A novel set in 1918 Dublin offers a three-day look at a maternity ward during the height of the Great Flu pandemic, from the point of view of three women.
... [an] arresting new page-turner of a novel ... Readers familiar with Donoghue’s masterly 2010 best seller, Room, will recall the focused intensity she can bring to bear on constricted spaces ... unfolds at the pace of a thriller ... The narrow aperture of the maternity ward allows Donoghue to focus on one of the novel’s most compelling preoccupations: the lives and bodies of women ... Even in Julia’s slightly euphemistic voice, the sheer attention devoted to these descriptions functions as a kind of unadorned reverence for the work and pain and strength of women — and how the paths of their lives are so often defined by the workings of their bodies ... The scenes in the 'fever/maternity' ward are so enthralling that the novel loses a bit of its fire — and realism — whenever it leaves that room, but these departures are thankfully rare. Donoghue seems most interested in the dramas of this one space — with which she manages to make clear the broader constrictions and injustices of an entire Irish society ... affecting.
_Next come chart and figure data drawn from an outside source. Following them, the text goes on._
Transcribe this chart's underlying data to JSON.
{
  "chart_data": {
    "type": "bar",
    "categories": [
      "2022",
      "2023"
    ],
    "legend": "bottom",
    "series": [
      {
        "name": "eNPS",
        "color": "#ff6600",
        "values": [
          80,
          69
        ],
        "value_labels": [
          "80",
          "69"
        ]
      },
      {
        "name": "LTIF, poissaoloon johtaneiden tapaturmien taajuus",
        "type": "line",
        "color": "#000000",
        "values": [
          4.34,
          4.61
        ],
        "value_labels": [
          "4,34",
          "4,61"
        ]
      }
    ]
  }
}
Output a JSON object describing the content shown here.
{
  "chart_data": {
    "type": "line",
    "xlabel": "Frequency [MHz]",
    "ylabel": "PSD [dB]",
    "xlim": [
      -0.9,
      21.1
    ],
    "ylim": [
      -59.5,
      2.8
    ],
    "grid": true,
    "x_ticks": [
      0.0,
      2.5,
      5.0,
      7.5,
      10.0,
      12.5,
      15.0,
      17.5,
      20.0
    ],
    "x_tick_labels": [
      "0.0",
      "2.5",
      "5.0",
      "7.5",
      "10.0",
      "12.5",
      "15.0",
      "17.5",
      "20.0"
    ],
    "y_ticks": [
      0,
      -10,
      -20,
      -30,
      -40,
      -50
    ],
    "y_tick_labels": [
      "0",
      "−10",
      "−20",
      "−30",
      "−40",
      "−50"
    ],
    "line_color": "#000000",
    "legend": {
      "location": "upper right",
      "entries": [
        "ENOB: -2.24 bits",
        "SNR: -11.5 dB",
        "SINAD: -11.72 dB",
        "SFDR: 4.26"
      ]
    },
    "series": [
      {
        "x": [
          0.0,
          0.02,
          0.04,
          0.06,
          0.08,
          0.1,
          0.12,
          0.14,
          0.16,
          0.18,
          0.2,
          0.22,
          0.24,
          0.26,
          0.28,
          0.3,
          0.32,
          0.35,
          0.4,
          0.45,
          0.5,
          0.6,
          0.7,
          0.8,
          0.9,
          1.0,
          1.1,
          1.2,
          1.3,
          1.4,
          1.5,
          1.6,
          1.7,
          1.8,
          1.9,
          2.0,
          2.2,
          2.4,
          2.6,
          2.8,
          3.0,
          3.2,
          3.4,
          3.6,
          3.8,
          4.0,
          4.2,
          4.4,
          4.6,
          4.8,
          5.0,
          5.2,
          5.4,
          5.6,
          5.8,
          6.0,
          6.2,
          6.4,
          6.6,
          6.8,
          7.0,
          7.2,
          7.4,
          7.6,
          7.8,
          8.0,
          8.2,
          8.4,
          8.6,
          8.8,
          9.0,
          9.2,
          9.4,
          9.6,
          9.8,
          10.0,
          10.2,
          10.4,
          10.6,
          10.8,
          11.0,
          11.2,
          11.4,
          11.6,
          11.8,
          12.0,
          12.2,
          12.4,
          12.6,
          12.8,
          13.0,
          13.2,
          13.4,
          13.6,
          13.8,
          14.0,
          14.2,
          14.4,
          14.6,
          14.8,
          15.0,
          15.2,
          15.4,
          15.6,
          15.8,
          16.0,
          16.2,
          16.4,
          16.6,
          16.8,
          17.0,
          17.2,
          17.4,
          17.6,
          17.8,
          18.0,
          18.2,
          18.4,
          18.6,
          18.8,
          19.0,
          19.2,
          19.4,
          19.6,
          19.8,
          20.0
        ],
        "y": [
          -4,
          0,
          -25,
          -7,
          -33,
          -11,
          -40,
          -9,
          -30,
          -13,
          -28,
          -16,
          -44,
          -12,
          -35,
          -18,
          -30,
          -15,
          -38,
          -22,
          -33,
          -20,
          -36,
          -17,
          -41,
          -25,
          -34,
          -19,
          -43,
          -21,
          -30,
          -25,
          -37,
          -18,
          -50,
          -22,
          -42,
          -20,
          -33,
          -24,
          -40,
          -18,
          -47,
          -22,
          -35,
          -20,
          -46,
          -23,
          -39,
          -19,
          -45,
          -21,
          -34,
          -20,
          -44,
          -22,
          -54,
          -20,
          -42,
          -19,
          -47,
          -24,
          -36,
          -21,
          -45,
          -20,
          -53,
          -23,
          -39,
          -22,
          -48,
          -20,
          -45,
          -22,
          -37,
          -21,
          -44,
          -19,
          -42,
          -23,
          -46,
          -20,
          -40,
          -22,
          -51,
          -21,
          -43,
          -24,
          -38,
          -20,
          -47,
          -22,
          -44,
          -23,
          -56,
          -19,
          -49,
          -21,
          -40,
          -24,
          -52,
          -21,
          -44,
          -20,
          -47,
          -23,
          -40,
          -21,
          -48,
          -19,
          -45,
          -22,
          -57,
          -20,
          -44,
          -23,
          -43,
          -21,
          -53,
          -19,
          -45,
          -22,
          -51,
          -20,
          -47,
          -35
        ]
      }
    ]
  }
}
...a drama of drudgery, solicitude, alarms and obstetrics ... almost ludicrously timely – and engrossing ... at once harrowing and heartening ... The events of The Pull of the Stars are mostly confined to Julia’s makeshift maternity ward and unfold over a period of just three days, in the course of which much emotion and activity is generated. The brief timespan makes for succinctness and intimacy ... Once again – following on from her earlier books...Emma Donoghue takes the stuff of a newspaper headline as a starting point, and expands and transforms its core element into an original and arresting work of fiction.
... the pandemic is simply a backdrop for Donoghue’s searing portrait of women’s lives scarred by poverty and too many pregnancies in a society that proclaims ... From these dark materials, Donoghue has fashioned a tale of heroism that reads like a thriller, complete with gripping action sequences, mortal menaces and triumphs all the more exhilarating for being rare and hard-fought ... Many novels depict the brotherhood of men at war. Donoghue celebrates the sisterhood of women bringing life into the world and those who help them along this perilous journey. ... The Pull of the Stars closes with a final surge of plain-spoken poetry.